I will look into it though, to see if I can find a library for it and if it works good. Thinking about it more it sounds like a good feature that no other bot has.


#3

Thank you Scania! :smiley: The list I linked above is the most well known and widely used one.

I’m also talking to Twitch about this because their chat is incorrectly deciding to create a link out of any two words separated by a period whether or not the suffix is valid in global DNS.

Anyway, looking forward to what you/the team think of feasibility of this feature.
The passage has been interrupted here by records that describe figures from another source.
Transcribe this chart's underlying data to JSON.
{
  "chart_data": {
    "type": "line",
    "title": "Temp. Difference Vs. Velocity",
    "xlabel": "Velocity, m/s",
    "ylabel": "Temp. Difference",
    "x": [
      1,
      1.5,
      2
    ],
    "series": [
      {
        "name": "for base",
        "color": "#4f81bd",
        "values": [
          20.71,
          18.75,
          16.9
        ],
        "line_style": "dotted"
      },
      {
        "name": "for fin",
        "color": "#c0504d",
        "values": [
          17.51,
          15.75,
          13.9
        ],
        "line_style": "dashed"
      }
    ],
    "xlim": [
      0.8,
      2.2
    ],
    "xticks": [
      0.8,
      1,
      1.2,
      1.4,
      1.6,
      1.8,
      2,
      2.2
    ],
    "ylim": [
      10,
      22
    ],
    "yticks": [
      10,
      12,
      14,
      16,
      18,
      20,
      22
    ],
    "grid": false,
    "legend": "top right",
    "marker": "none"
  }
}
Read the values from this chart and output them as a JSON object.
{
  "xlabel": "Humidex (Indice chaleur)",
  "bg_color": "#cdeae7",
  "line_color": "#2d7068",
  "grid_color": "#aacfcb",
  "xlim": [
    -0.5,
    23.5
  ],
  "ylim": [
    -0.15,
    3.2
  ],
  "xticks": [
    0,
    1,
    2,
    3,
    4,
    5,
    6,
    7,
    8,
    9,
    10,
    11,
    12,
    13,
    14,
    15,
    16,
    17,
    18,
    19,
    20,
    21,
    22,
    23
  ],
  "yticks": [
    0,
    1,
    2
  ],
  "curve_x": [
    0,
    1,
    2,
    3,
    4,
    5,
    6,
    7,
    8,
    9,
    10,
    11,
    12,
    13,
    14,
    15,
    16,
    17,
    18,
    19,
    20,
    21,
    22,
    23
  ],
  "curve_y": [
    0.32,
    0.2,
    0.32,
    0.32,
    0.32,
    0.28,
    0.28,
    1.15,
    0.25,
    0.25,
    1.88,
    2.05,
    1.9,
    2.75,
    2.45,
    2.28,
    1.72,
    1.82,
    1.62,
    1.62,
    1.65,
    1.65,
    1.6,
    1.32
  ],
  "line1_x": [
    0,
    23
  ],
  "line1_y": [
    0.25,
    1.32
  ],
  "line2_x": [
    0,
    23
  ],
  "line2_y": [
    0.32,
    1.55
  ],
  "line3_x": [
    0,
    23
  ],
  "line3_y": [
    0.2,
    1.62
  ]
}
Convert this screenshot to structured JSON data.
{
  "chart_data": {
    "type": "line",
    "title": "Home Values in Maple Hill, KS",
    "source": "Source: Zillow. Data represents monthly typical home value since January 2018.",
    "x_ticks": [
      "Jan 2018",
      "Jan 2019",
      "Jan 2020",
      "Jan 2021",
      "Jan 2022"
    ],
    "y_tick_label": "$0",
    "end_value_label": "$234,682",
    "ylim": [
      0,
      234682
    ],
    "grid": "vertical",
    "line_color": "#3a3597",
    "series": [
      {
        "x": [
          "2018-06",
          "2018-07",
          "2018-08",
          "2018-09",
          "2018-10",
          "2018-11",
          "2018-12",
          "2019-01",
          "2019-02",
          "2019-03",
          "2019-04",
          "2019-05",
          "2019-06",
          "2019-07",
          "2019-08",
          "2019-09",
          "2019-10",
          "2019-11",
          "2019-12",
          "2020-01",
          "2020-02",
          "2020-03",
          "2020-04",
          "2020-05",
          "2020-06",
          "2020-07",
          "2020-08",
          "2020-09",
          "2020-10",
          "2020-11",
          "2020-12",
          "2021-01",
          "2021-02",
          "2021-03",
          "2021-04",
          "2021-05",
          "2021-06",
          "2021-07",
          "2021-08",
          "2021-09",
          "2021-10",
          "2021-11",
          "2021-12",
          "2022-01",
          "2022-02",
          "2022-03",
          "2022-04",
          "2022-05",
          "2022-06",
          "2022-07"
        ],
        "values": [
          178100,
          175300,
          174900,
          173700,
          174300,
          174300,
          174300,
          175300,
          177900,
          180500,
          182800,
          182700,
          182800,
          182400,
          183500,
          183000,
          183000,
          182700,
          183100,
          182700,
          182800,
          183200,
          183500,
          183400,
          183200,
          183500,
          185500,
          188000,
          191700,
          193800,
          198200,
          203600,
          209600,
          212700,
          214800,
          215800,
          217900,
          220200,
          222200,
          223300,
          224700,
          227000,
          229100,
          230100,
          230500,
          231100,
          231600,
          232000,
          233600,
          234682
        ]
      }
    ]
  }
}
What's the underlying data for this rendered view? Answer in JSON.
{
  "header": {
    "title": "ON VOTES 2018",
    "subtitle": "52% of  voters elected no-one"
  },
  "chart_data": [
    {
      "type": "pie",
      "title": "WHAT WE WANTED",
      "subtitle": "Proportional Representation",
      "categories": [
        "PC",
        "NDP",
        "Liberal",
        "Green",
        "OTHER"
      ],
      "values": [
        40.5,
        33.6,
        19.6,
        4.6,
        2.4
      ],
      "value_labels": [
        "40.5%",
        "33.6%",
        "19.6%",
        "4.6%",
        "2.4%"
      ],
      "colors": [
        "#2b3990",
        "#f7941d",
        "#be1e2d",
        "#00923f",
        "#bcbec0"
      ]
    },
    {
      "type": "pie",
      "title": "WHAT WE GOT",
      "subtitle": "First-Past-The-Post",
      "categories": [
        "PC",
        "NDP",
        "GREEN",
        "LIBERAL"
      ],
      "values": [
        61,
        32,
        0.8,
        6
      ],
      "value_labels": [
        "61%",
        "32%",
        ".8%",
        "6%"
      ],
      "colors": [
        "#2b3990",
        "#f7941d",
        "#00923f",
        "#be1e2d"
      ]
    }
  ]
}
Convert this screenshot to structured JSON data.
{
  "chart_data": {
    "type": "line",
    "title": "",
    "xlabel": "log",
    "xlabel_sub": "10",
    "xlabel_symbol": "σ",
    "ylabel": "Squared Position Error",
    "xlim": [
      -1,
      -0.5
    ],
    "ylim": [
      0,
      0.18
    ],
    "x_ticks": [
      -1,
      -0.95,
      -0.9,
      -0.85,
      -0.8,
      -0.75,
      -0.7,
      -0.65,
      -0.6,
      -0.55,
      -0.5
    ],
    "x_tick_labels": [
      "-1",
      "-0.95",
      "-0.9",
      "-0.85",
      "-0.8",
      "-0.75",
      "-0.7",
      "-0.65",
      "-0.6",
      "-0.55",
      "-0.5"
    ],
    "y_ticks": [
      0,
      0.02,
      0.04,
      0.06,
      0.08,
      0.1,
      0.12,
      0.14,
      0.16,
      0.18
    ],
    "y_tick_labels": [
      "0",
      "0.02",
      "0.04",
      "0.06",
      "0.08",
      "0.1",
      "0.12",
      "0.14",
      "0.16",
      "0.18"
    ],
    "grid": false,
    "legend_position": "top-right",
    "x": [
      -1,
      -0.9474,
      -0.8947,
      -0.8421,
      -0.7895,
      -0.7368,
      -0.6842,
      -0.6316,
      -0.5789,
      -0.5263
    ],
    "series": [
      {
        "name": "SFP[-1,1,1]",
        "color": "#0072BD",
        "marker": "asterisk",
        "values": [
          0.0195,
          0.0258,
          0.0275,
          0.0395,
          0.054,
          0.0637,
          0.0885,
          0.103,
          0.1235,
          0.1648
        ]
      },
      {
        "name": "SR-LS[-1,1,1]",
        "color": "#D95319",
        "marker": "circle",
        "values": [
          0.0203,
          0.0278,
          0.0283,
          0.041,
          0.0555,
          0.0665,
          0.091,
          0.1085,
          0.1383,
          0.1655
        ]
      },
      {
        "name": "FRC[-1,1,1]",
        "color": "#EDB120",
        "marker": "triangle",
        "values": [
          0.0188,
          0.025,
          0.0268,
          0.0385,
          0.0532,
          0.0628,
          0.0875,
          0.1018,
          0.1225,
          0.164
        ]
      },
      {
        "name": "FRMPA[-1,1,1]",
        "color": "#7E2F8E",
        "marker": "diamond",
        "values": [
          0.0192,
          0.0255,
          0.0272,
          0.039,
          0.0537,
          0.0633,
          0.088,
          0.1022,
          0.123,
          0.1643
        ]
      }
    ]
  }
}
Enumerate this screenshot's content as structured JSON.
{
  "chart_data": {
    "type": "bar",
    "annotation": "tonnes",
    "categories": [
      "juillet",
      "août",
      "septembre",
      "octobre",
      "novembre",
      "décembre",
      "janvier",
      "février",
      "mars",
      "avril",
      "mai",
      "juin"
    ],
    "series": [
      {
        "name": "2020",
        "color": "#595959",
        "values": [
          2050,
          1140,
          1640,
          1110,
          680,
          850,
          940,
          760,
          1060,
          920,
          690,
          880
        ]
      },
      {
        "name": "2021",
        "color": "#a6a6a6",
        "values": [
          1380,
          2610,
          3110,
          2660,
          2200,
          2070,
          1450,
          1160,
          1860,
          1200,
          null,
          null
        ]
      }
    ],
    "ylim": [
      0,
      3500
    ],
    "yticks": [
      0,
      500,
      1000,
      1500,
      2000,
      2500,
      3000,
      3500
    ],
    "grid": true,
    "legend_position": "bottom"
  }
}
I didn’t even think of it in terms of something that could make PhantomBot stand out above the rest but it’s definitely a feature that no other bot seems to have.

Might even be a good one if you can make it work well.


#4

I cannot seem to be able to reproduce a “fake” link with our bot, our regex pattern already looks to make sure that the URL has a top level domain, are you using Twitch’s link moderation by any chance?

If I type google.notdomain in my chat nothing happens, but when I use google.com I get timed out.


#5

Welp. I spoke before I tested. PhantomBot is already intelligent enough to block links with valid domains and not block links with invalid domains. Also I now have a separate account from my main and bot accounts for testing this stuff.

Thanks Scania!! Your work is greatly appreciated :smiley:

+1 point to the almighty PhantomBot.